C’était attendu, c’est désormais officiel: la présidentielle au Rwanda a offert un nouveau plébiscite au tout-puissant président Paul Kagame, qui compte 99,15% des voix sur 79% des bulletins dépouillés, prolongeant de cinq ans son règne sur le pays entamé il y a 30 ans.
Si cette tendance se confirme, il pourrait réaliser un score encore supérieur à ses 98,79% de la présidentielle 2017, après avoir obtenu 95,05% en 2003 et 93,08% en 2010.
Âgé de 66 ans, Paul Kagame est l’homme fort du Rwanda depuis qu’il a renversé en juillet 1994, avec la rébellion du FPR, le gouvernement extrémiste hutu instigateur du génocide qui a fait, selon l’ONU, plus de 800.000 morts parmi la minorité tutsi.

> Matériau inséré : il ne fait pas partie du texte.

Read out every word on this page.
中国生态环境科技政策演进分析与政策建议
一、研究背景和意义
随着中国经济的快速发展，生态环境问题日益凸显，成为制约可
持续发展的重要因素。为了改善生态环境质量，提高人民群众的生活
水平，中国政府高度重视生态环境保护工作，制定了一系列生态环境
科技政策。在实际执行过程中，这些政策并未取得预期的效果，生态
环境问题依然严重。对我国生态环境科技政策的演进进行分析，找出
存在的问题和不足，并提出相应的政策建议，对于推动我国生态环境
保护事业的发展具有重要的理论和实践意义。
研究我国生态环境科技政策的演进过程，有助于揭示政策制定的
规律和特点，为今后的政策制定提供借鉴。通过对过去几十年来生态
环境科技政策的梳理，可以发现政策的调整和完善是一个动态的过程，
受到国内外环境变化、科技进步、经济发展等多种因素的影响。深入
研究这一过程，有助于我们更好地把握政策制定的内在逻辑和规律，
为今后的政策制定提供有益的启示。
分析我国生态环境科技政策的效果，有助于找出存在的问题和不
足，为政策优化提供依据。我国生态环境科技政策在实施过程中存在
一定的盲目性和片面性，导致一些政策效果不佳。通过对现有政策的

D’abord vice-président et ministre de la Défense mais dirigeant de fait du pays, il en est le président en 2000, élu par le Parlement après la démission de Pasteur Bizimungu, puis à trois reprises au suffrage universel. Crédité du spectaculaire redressement économique du Rwanda après le génocide, il est aussi critiqué pour le manque d’ouverture démocratique dans le pays.
« Aucun problème »
Mardi au marché de Nyabugogo, dans la capitale Kigali, les Rwandais n’étaient pas surpris de ce nouveau raz-de-marée présidentiel. Pour plusieurs d’entre eux, comme Frederick Bayingana, son score « devrait être de 100% ».
« La raison pour laquelle il obtient un score aussi élevé, c’est parce que les Rwandais l’aiment. (…) Ils l’aiment pour tout ce qu’il a réalisé », estime ce retraité de 66 ans, énumérant les réussites du chef de l’Etat: « le développement », « l’eau potable », « la sécurité »… « Il a accompli tellement de choses », abonde Thomas Dushimirimana, vélo-taxi de 38 ans: « Il n’y a absolument aucun problème avec le nombre de votes qu’il a obtenus. Je suis tellement heureux ».
Paul Kagame a remercié les Rwandais lundi soir. « Les résultats qui ont été présentés indiquent un score très élevé. Ce ne sont pas que des chiffres (…). Ces chiffres montrent la confiance, c’est ce qui est le plus important », a-t-il déclaré.
Selon ces résultats annoncés par la commission électorale (NEC) et portant sur 78,94% des bulletins, ses adversaires, le leader du seul parti d’opposition autorisé Frank Habineza et l’indépendant Philippe Mpayimana, obtiennent respectivement 0,53% et 0,32%.
Opposantes absentes
Neuf millions de Rwandais étaient appelés aux urnes lundi pour la présidentielle et les législatives, dont les résultats ne sont pas encore connus mais qui devraient consolider l’hégémonie du parti présidentiel, le Front patriotique rwandais (FPR). « Le processus électoral s’est tenu dans une atmosphère libre et équitable », a estimé la NEC dans un communiqué.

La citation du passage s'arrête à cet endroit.